Charles Bigelow began to sputter. He was, quite simply, speechless.
If Tom had so demanded, Bigelow would have given up his opposition to the hotel right then, but Tom had no experience in these negotiating games, and so he started to leave. “There are a lot of people in this country who cry ‘America for Americans.’ You’ve gotten votes doing it, and you’ll do it again when you run for Washington. Maybe I’ll save the painting until then.”
“The nativist plank is as honorable as any in the platform of the Republican party.”
“My mother was a Republican.
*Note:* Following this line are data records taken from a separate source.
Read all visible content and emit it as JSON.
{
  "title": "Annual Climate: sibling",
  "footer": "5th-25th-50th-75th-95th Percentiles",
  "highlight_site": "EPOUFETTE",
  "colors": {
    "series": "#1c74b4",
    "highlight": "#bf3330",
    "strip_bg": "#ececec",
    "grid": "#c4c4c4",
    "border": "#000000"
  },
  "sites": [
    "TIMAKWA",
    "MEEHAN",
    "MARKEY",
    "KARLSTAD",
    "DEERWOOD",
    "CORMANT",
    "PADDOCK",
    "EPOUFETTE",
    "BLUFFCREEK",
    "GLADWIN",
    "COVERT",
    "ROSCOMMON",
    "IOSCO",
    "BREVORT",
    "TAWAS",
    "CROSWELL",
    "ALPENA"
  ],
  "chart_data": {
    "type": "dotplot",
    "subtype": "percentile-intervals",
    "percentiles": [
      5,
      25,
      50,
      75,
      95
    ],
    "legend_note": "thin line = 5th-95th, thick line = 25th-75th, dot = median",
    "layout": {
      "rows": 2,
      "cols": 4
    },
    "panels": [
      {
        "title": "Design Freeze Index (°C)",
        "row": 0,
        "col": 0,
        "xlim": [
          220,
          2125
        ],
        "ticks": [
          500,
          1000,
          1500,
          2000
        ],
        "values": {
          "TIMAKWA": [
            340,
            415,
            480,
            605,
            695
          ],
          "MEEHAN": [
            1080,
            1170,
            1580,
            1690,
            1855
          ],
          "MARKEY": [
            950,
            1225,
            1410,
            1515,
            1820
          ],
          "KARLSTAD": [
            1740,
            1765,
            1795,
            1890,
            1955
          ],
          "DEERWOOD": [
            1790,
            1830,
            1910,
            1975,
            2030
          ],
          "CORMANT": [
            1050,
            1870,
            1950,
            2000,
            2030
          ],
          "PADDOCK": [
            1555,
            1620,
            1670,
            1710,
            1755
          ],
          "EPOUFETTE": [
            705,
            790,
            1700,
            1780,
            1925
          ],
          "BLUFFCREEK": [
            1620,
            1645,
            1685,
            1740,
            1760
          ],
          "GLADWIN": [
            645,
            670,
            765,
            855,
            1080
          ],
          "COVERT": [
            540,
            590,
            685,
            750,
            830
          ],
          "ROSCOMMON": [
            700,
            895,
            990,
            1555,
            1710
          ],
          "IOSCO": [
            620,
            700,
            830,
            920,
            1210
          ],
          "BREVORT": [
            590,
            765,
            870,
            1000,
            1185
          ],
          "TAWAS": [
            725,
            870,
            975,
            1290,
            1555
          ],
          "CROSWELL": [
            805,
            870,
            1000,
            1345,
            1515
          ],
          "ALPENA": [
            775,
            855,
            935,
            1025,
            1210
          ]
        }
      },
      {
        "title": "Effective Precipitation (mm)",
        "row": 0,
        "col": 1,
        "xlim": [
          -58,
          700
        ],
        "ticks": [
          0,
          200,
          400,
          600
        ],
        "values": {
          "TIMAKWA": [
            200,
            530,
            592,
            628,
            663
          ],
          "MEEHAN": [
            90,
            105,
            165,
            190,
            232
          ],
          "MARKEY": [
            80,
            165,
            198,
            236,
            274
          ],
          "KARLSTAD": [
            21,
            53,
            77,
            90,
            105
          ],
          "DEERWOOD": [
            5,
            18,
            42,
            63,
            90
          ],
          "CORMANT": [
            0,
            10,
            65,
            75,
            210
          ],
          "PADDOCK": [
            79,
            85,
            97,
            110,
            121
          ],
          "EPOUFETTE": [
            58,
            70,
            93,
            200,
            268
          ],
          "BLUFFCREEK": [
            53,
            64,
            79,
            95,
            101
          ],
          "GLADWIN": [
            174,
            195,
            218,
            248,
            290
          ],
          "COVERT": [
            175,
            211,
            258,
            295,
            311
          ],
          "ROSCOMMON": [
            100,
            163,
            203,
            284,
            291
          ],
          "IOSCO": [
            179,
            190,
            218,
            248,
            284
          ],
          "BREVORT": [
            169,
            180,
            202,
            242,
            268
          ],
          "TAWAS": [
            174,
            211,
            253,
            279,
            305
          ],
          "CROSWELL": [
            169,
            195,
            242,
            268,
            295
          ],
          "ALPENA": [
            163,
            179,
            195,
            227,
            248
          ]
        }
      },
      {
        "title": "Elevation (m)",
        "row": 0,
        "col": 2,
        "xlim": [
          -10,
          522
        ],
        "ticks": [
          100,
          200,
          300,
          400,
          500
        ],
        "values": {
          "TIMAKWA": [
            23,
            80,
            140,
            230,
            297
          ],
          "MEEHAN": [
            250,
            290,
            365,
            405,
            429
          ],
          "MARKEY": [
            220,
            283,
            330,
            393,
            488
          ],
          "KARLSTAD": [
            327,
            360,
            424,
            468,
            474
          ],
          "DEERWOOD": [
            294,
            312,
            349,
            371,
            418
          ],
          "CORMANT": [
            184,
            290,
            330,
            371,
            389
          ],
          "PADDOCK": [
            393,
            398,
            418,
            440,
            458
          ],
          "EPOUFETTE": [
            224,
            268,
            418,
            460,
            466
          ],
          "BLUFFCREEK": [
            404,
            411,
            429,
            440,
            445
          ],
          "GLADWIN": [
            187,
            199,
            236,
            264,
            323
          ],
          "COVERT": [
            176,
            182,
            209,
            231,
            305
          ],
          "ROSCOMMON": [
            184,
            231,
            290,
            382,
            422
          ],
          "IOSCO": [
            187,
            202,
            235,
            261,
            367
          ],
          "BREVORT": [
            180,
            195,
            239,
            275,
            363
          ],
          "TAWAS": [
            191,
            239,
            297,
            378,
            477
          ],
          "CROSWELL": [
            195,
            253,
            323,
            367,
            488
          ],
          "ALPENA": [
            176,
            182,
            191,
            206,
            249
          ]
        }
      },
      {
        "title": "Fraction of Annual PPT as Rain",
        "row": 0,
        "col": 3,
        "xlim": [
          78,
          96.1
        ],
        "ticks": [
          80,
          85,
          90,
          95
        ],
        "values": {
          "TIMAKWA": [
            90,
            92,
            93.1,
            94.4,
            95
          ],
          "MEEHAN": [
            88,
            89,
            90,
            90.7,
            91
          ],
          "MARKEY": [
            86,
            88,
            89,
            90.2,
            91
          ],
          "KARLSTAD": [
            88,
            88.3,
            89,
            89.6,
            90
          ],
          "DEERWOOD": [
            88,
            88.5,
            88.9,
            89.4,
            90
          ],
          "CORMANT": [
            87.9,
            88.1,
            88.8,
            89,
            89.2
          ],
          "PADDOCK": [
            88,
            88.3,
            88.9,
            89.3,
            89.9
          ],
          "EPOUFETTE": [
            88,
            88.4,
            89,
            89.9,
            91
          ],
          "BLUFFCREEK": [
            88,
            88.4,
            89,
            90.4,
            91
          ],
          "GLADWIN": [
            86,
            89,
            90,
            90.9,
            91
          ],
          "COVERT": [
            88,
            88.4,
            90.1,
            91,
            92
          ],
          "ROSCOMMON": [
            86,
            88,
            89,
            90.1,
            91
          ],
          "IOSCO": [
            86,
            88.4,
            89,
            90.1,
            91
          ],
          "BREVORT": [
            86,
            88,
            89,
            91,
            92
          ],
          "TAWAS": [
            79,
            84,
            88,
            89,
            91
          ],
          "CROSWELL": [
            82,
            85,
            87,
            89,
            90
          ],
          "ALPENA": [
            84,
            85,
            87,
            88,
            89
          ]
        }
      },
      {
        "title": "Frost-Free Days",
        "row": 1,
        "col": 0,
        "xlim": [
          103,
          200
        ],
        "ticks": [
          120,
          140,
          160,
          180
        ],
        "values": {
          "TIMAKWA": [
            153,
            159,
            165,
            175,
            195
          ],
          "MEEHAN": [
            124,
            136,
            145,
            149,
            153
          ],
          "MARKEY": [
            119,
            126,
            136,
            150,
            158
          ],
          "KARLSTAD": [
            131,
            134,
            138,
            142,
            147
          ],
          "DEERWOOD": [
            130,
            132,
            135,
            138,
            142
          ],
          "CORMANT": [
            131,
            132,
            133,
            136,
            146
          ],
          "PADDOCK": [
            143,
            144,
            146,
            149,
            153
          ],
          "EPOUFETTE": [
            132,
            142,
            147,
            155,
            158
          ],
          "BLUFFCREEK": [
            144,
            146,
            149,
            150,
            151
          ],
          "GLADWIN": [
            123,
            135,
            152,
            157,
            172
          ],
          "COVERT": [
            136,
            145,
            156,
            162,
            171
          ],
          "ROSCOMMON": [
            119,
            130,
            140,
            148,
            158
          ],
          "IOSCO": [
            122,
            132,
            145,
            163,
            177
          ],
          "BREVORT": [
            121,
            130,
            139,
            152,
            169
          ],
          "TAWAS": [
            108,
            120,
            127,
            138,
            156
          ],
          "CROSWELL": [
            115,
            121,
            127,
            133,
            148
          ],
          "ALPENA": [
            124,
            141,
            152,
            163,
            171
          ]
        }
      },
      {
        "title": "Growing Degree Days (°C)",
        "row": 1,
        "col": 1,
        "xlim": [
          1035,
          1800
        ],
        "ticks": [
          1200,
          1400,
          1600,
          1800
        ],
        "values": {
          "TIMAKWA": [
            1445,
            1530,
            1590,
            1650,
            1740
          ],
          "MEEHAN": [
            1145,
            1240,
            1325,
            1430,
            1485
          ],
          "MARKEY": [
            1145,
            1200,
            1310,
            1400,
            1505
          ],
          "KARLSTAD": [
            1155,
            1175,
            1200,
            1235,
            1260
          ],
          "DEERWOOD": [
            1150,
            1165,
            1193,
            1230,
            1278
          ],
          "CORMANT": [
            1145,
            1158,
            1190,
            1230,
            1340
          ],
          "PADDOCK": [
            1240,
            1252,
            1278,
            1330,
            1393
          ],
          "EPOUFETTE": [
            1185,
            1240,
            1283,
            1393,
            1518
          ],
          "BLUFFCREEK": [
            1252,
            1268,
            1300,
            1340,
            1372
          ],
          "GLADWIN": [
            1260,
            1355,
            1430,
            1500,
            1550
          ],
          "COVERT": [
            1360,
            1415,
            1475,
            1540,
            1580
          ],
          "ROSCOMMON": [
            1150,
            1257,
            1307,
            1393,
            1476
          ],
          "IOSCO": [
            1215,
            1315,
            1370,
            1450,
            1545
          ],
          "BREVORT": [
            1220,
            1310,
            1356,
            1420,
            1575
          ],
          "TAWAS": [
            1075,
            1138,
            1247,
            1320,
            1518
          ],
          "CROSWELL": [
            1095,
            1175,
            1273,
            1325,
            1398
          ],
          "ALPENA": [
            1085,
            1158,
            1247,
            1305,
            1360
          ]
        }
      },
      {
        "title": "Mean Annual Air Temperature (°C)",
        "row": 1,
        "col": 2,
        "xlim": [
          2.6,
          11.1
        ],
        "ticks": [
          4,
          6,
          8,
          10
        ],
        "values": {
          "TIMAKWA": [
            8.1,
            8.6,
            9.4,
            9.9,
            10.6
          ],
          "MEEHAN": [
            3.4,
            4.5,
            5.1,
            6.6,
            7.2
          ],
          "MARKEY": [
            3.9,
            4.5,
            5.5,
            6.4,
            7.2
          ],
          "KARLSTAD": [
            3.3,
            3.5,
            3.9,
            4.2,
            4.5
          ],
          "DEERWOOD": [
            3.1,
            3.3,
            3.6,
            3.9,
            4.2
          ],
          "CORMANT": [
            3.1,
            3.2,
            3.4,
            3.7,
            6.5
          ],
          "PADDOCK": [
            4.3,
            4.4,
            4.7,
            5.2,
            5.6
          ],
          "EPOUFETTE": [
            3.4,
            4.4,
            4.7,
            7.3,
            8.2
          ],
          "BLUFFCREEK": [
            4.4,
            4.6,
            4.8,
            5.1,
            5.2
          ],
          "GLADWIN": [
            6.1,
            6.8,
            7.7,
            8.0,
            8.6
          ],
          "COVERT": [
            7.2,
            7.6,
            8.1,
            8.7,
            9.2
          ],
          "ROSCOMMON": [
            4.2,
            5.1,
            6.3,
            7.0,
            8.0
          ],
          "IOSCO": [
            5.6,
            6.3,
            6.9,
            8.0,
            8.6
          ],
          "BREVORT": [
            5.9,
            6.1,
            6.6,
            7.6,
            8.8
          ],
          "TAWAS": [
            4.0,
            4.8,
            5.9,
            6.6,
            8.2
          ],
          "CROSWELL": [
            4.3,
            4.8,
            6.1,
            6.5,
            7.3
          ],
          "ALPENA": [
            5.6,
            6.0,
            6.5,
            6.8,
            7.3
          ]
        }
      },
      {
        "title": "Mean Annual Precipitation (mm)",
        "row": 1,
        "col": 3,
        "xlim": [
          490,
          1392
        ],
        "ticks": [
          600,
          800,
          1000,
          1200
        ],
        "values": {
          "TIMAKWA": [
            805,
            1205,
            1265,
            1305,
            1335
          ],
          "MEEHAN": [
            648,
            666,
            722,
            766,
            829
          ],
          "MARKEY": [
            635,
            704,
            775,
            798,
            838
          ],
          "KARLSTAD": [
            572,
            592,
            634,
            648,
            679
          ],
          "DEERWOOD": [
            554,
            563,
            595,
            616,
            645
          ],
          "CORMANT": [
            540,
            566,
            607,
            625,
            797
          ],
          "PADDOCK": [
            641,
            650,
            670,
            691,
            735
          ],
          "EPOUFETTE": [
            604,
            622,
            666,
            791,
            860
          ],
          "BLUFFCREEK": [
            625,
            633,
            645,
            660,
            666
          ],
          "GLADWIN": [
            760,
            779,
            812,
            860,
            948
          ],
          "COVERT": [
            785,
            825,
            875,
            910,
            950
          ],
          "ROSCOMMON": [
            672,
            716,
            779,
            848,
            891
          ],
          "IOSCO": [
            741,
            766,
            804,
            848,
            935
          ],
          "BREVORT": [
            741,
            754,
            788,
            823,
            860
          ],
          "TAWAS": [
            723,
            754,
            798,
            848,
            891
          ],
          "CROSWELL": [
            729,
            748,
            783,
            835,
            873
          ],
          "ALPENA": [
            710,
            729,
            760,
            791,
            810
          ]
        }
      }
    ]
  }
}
She believed that all men were created equal.” Tom limped into the hall and headed for the stairway. “We all came as outsiders from somewhere else.”
Bigelow went after him. Their footsteps echoed and scraped along the marble. “I refuse to let a hotel be built on Jack’s Island. Do you understand that?”
Tom listened only to the echoes coming back and bouncing away again, until he put his hand on the brass rail of the stairway and took the first step. Then he stopped, as he had planned. “There is a way to keep this story private.”
“You have no story. You’ve made this up.”
“See what people say when the painting is exhibited.” Tom decided to go and leave Bigelow standing there, his great day spoiled before it began.
“Wait!” Bigelow grabbed Tom’s elbow, but Tom pushed him away.
The staircase had been built with extra-deep treads and shallow risers to create a magisterial slope… and very unfamiliar footing.
Tom led with his bad foot and missed the step. His ankle turned. The poorly knit
bones snapped. He grappled with Bigelow for a handhold, but it seemed as if Bigelow was helping him to fall.
He cried out as he tumbled. He heard the echo of his own cry. Then he heard a thump, like a melon striking a sidewalk—the back of his head hitting the nosing of a step. Then… nothing, for months….
… Golden shafts of afternoon light came through the windows of the Billingsgate house. They settled, as always, upon the side of the brick chimney. It was summer 1898.
Tom studied the shaft of light, for he loved the light. It was hard and simple and told the truth.
But now the light began to move. Not slowly, as light should move on a summer afternoon, but like a lighthouse beam passing through one window and then the next. His own shadow fled across the wall, reached the corner, bent strangely, and disappeared.
He raised his hands to his temples to try to stop the spinning in his head. He looked out the window to take his eyes off things that seemed to be spinning with him. He saw, as always, the familiar sand of Billingsgate, the fringe of dune grass, the blue sky. But then the window moved away from the sand and he saw… water? Water. Wellfleet Harbor, swinging into view.
His ears were pierced by a shattering whistle. The window swung farther, and he saw the little steam lighter. Its cable snapped taut. His house began to move.
Now a face came toward him. It was Elwood who had brought him here, to sit in his favorite room for a final time. Elwood was saying something about floating the house off the island before the sea took it. Tom watched the light, still moving….
At Campground Landing in Eastham, a farmer with an ox team slipped the raft onto rollers and dragged the house away. The Hilyards had no use for it. Zachary and his family lived in the solid house Sam Hilyard had built; Elwood and his wife had taken Tom to live with them in the family quarters of the new Hilyard House Hotel.